= Rudolf Brucci =

Croatian composer

Rudolf Brucci (Bruči) (March 30, 1917 – October 30, 2002), was a composer of Croatian and Italian origin, born in Zagreb. He was married to Yugoslavian opera singer, Olga Brucci.

He began his artistic life playing viola in various orchestras, ranging from the cabaret to the symphonic. After moving to Belgrade, at the age of 30 he began his music studies as the only student of the composer Petar Bingulac, who was a student of the French composer Vincent d'Indy. In 1953, he took composition lessons with the Viennese composer Alfred Uhl at the Vienna Music Academy.

A crucial moment in his work was winning first prize at the Queen Elisabeth Music Competition for composers in Brussels in 1965 with his symphony Lesta. This prize was won in competition with 250 other composers from 26 countries.

In the 1970s, Brucci improved the Academy of Arts in Novi Sad, where he was the first dean, an academy with best music department in ex-Yugoslavia. He was one of the most important composers of Novi Sad, he urged the building of the new opera house there, the Serbian National Theatre. He was one of the founders of Vojvodina Academy of Arts and Sciences, Philharmonic and Music High School.

In the centre of his compositional work was the symphony orchestra. He wrote four symphonies, Symphony No. 1 (1951), Sinfonia lesta (1965), and two Third Symphonies, from 1969 and 1974. Other orchestral works include the symphonic poem Maskal, Metamorfosis B–A–C–H for strings, the ballets Katarina Izmailova, Golden Demon, and Circa, the cantata Vojvodina (text by Miroslav Antić), and two operas, Prometheus and Gilgamesh.
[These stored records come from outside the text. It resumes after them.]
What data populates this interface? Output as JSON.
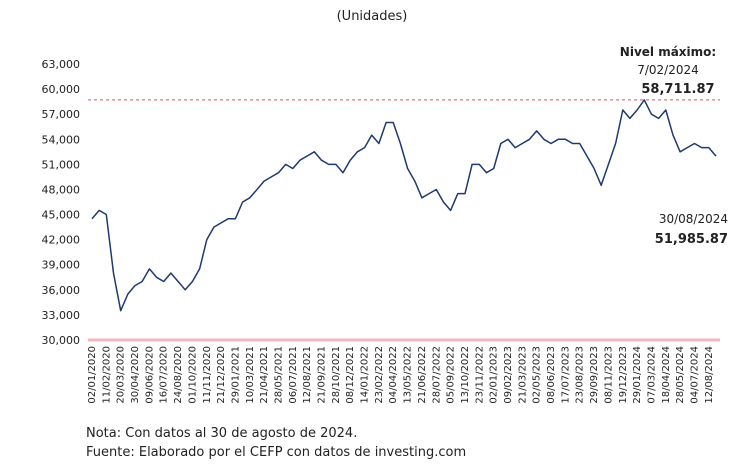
{
  "chart_data": {
    "type": "line",
    "title": "(Unidades)",
    "categories": [
      "02/01/2020",
      null,
      "11/02/2020",
      null,
      "20/03/2020",
      null,
      "30/04/2020",
      null,
      "09/06/2020",
      null,
      "16/07/2020",
      null,
      "24/08/2020",
      null,
      "01/10/2020",
      null,
      "11/11/2020",
      null,
      "21/12/2020",
      null,
      "29/01/2021",
      null,
      "10/03/2021",
      null,
      "21/04/2021",
      null,
      "28/05/2021",
      null,
      "06/07/2021",
      null,
      "12/08/2021",
      null,
      "21/09/2021",
      null,
      "28/10/2021",
      null,
      "08/12/2021",
      null,
      "14/01/2022",
      null,
      "23/02/2022",
      null,
      "04/04/2022",
      null,
      "13/05/2022",
      null,
      "21/06/2022",
      null,
      "28/07/2022",
      null,
      "05/09/2022",
      null,
      "13/10/2022",
      null,
      "23/11/2022",
      null,
      "02/01/2023",
      null,
      "09/02/2023",
      null,
      "21/03/2023",
      null,
      "02/05/2023",
      null,
      "08/06/2023",
      null,
      "17/07/2023",
      null,
      "23/08/2023",
      null,
      "29/09/2023",
      null,
      "08/11/2023",
      null,
      "19/12/2023",
      null,
      "29/01/2024",
      null,
      "07/03/2024",
      null,
      "18/04/2024",
      null,
      "28/05/2024",
      null,
      "04/07/2024",
      null,
      "12/08/2024",
      null
    ],
    "series": [
      {
        "name": "Nivel",
        "color": "#1f3a6e",
        "values": [
          44500,
          45500,
          45000,
          38000,
          33500,
          35500,
          36500,
          37000,
          38500,
          37500,
          37000,
          38000,
          37000,
          36000,
          37000,
          38500,
          42000,
          43500,
          44000,
          44500,
          44500,
          46500,
          47000,
          48000,
          49000,
          49500,
          50000,
          51000,
          50500,
          51500,
          52000,
          52500,
          51500,
          51000,
          51000,
          50000,
          51500,
          52500,
          53000,
          54500,
          53500,
          56000,
          56000,
          53500,
          50500,
          49000,
          47000,
          47500,
          48000,
          46500,
          45500,
          47500,
          47500,
          51000,
          51000,
          50000,
          50500,
          53500,
          54000,
          53000,
          53500,
          54000,
          55000,
          54000,
          53500,
          54000,
          54000,
          53500,
          53500,
          52000,
          50500,
          48500,
          51000,
          53500,
          57500,
          56500,
          57500,
          58711.87,
          57000,
          56500,
          57500,
          54500,
          52500,
          53000,
          53500,
          53000,
          53000,
          51985.87
        ]
      }
    ],
    "ylim": [
      30000,
      63000
    ],
    "yticks": [
      {
        "value": 30000,
        "label": "30,000"
      },
      {
        "value": 33000,
        "label": "33,000"
      },
      {
        "value": 36000,
        "label": "36,000"
      },
      {
        "value": 39000,
        "label": "39,000"
      },
      {
        "value": 42000,
        "label": "42,000"
      },
      {
        "value": 45000,
        "label": "45,000"
      },
      {
        "value": 48000,
        "label": "48,000"
      },
      {
        "value": 51000,
        "label": "51,000"
      },
      {
        "value": 54000,
        "label": "54,000"
      },
      {
        "value": 57000,
        "label": "57,000"
      },
      {
        "value": 60000,
        "label": "60,000"
      },
      {
        "value": 63000,
        "label": "63,000"
      }
    ],
    "max_annotation": {
      "label": "Nivel máximo:",
      "date": "7/02/2024",
      "value_label": "58,711.87",
      "value": 58711.87,
      "color": "#e05555"
    },
    "last_annotation": {
      "date": "30/08/2024",
      "value_label": "51,985.87"
    },
    "notes": [
      "Nota: Con datos al 30 de agosto de 2024.",
      "Fuente: Elaborado por el CEFP con datos de investing.com"
    ]
  }
}
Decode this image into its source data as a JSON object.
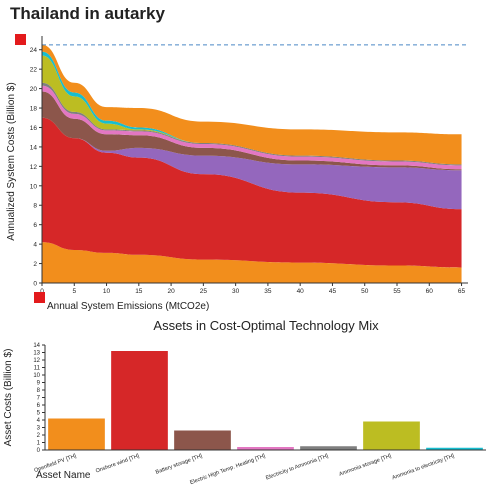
{
  "title": "Thailand in autarky",
  "handle_color": "#e31a1c",
  "chart_data": [
    {
      "type": "area",
      "xlabel": "Annual System Emissions (MtCO2e)",
      "ylabel": "Annualized System Costs (Billion $)",
      "xlim": [
        0,
        66
      ],
      "ylim": [
        0,
        25
      ],
      "xticks": [
        0,
        5,
        10,
        15,
        20,
        25,
        30,
        35,
        40,
        45,
        50,
        55,
        60,
        65
      ],
      "yticks": [
        0,
        2,
        4,
        6,
        8,
        10,
        12,
        14,
        16,
        18,
        20,
        22,
        24
      ],
      "reference_line": 24.5,
      "x": [
        0,
        5,
        10,
        15,
        25,
        40,
        55,
        65
      ],
      "series": [
        {
          "color": "#f28e1c",
          "values": [
            4.2,
            3.4,
            3.1,
            2.9,
            2.4,
            2.1,
            1.8,
            1.6
          ]
        },
        {
          "color": "#d62728",
          "values": [
            12.8,
            11.5,
            10.3,
            10.0,
            8.8,
            7.2,
            6.5,
            6.0
          ]
        },
        {
          "color": "#9467bd",
          "values": [
            0.0,
            0.0,
            0.2,
            1.0,
            1.9,
            2.9,
            3.6,
            4.0
          ]
        },
        {
          "color": "#8c564b",
          "values": [
            2.7,
            2.0,
            1.7,
            1.3,
            0.8,
            0.4,
            0.2,
            0.1
          ]
        },
        {
          "color": "#e377c2",
          "values": [
            0.6,
            0.5,
            0.4,
            0.4,
            0.4,
            0.4,
            0.4,
            0.4
          ]
        },
        {
          "color": "#7f7f7f",
          "values": [
            0.3,
            0.2,
            0.1,
            0.1,
            0.1,
            0.1,
            0.1,
            0.1
          ]
        },
        {
          "color": "#bcbd22",
          "values": [
            2.8,
            1.6,
            0.6,
            0.1,
            0.0,
            0.0,
            0.0,
            0.0
          ]
        },
        {
          "color": "#17becf",
          "values": [
            0.4,
            0.4,
            0.3,
            0.2,
            0.0,
            0.0,
            0.0,
            0.0
          ]
        },
        {
          "color": "#f28e1c",
          "values": [
            0.7,
            1.0,
            1.4,
            2.0,
            2.2,
            2.7,
            2.9,
            3.1
          ]
        }
      ]
    },
    {
      "type": "bar",
      "title": "Assets in Cost-Optimal Technology Mix",
      "xlabel": "Asset Name",
      "ylabel": "Asset Costs (Billion $)",
      "ylim": [
        0,
        14
      ],
      "yticks": [
        0,
        1,
        2,
        3,
        4,
        5,
        6,
        7,
        8,
        9,
        10,
        11,
        12,
        13,
        14
      ],
      "categories": [
        "Openfield PV [TH]",
        "Onshore wind [TH]",
        "Battery storage [TH]",
        "Electric High Temp. Heating [TH]",
        "Electricity to Ammonia [TH]",
        "Ammonia storage [TH]",
        "Ammonia to electricity [TH]"
      ],
      "values": [
        4.2,
        13.2,
        2.6,
        0.4,
        0.5,
        3.8,
        0.3
      ],
      "colors": [
        "#f28e1c",
        "#d62728",
        "#8c564b",
        "#e377c2",
        "#7f7f7f",
        "#bcbd22",
        "#17becf"
      ]
    }
  ]
}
Brucci's style is basically conventional, but he attempted to incorporate new ideas, such as bitonality, polytonality, and atonality. On occasion he employed serial techniques, but never completely or strictly. His use of such devices was always thoughtful, and often propelled by a strong rhythmic energy and brilliant orchestration.

He died in Novi Sad on October 30, 2002, at the age of 85.